Simultaneamente, o secretário de Defesa dos EUA, Lloyd Austin, chegou a Israel para fornecer o seu apoio “inabalável”, que inclui o envio de 2.000 soldados das Forças Especiais dos EUA para o Estado de ocupação. O comandante do Comando Central militar dos EUA (CENTCOM) também deverá visitar a fronteira com o Líbano nos próximos dias.

E então, amanhã, o próprio presidente dos EUA chegará a Amã, na Jordânia, de onde Joe Biden viajará para Jerusalém – a “capital” israelita que nem as nações nem o Direito Internacional reconhecem – para demonstrar o apoio substancial do seu país a Israel.
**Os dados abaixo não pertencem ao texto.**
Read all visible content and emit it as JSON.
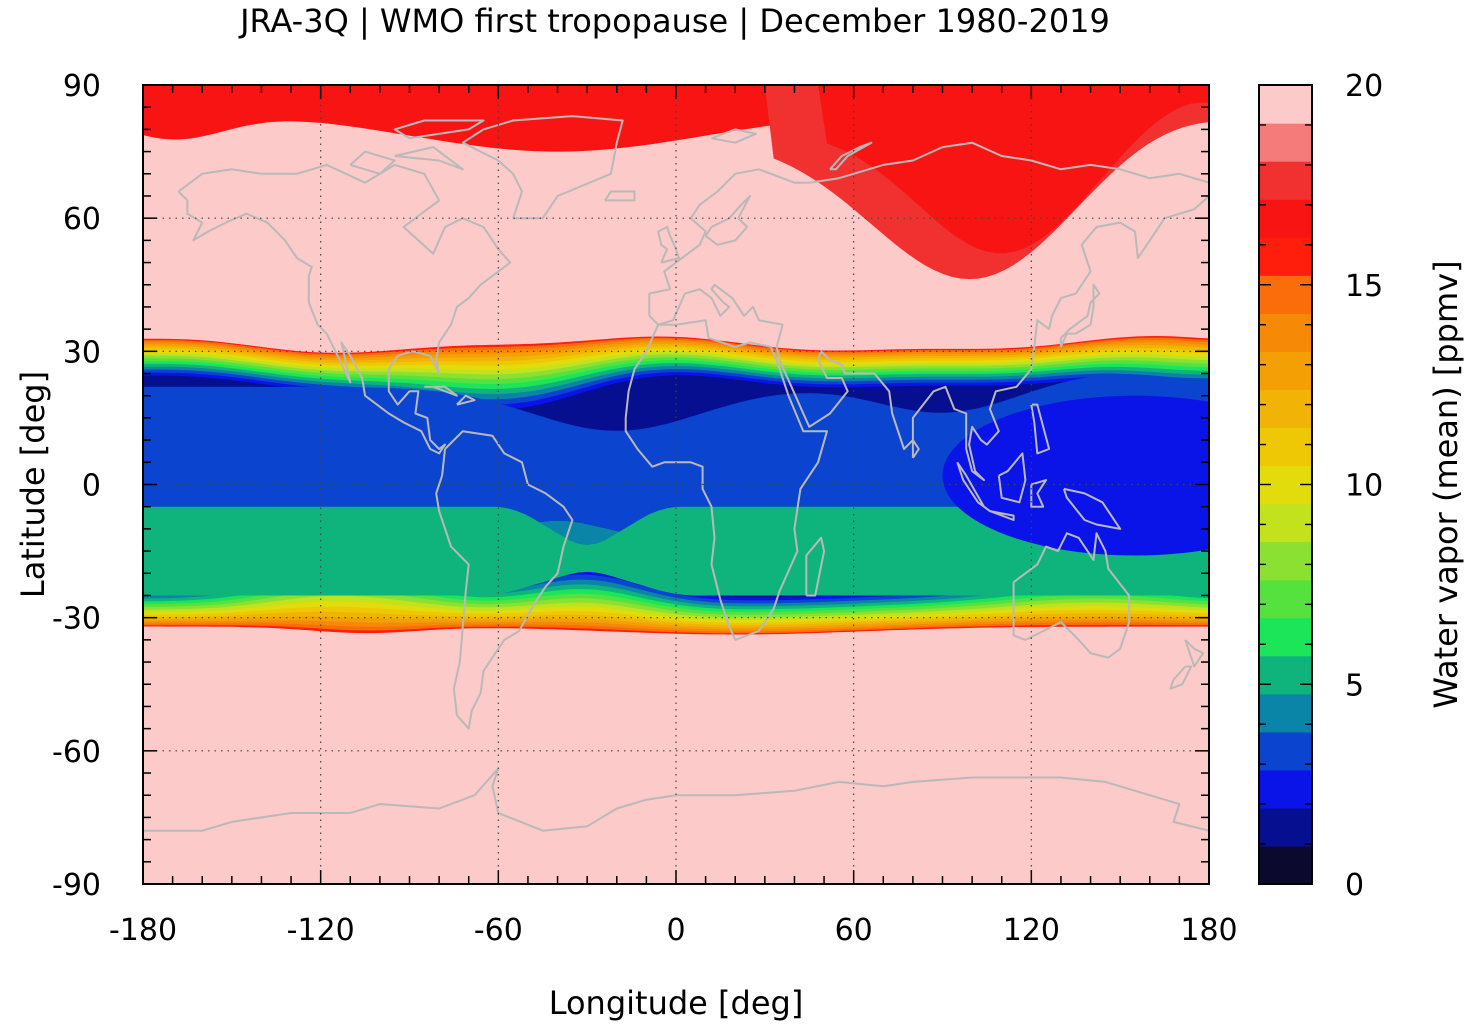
{
  "title": "JRA-3Q | WMO first tropopause | December 1980-2019",
  "chart_data": {
    "type": "heatmap",
    "xlabel": "Longitude [deg]",
    "ylabel": "Latitude [deg]",
    "xlim": [
      -180,
      180
    ],
    "ylim": [
      -90,
      90
    ],
    "xticks": [
      "-180",
      "-120",
      "-60",
      "0",
      "60",
      "120",
      "180"
    ],
    "yticks": [
      "90",
      "60",
      "30",
      "0",
      "-30",
      "-60",
      "-90"
    ],
    "grid": "dotted",
    "basemap": "coastlines",
    "colorbar": {
      "label": "Water vapor (mean) [ppmv]",
      "range": [
        0,
        20
      ],
      "step": 1,
      "ticks": [
        "0",
        "5",
        "10",
        "15",
        "20"
      ],
      "colors": [
        "#0b0a2e",
        "#060f8f",
        "#0a14e8",
        "#0a44cf",
        "#0a85a8",
        "#0fb47c",
        "#1ce55a",
        "#56e23e",
        "#8be032",
        "#c2e21e",
        "#e2dc0c",
        "#eec805",
        "#f1b406",
        "#f4a004",
        "#f68a06",
        "#fb6d0a",
        "#ff1e0c",
        "#f91414",
        "#f13030",
        "#f57b7b",
        "#fccac9"
      ]
    },
    "regions_ppmv": {
      "polar_and_midlatitude": 20,
      "arctic_cap": 17,
      "siberian_anomaly_core": 17,
      "siberian_anomaly_edge": 18,
      "subtropical_edge": 16,
      "tropics_main": 3,
      "western_pacific_minimum": 2,
      "southern_tropics_band": 4,
      "south_atlantic_tongue": 5
    }
  }
}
Advertências à Resistência

Estas ações deixam poucas dúvidas de que é Washington que está a assumir a liderança nesta guerra, e não o Primeiro-Ministro de Israel, Benjamin Netanyahu, o seu Ministro da Defesa, ou o seu Chefe de Gabinete. Tel Aviv também não está tentando esconder esse fato. Como afirmou o proeminente jornalista israelita Yossi Yehoshua, “os Estados Unidos têm controle total sobre a batalha em Gaza”.

Porque, verdade seja dita, depois da operação Inundação de Al-Aqsa liderada pelo Hamas, ninguém tem muita confiança nas forças armadas de Israel, que sofreram o impacto do golpe da resistência. Isto significava que o poder naval mais proeminente do mundo precisava de ser convocado para confrontar um grupo armado a partir da jaula virtual de 365 quilômetros quadrados que é Gaza.

Na sua essência, este é um impasse entre Israel, os EUA e os seus aliados da OTAN, e o povo palestino da Faixa de Gaza, que tem sofrido um cerco implacável e brutal durante 18 anos.

Mas o reforço militar de Washington não se destina a um confronto com Gaza. A introdução de frotas navais dos EUA no Mediterrâneo Oriental foi orquestrada para transmitir uma mensagem de dissuasão ao Hezbollah, aliado da resistência da Palestina, no Líbano.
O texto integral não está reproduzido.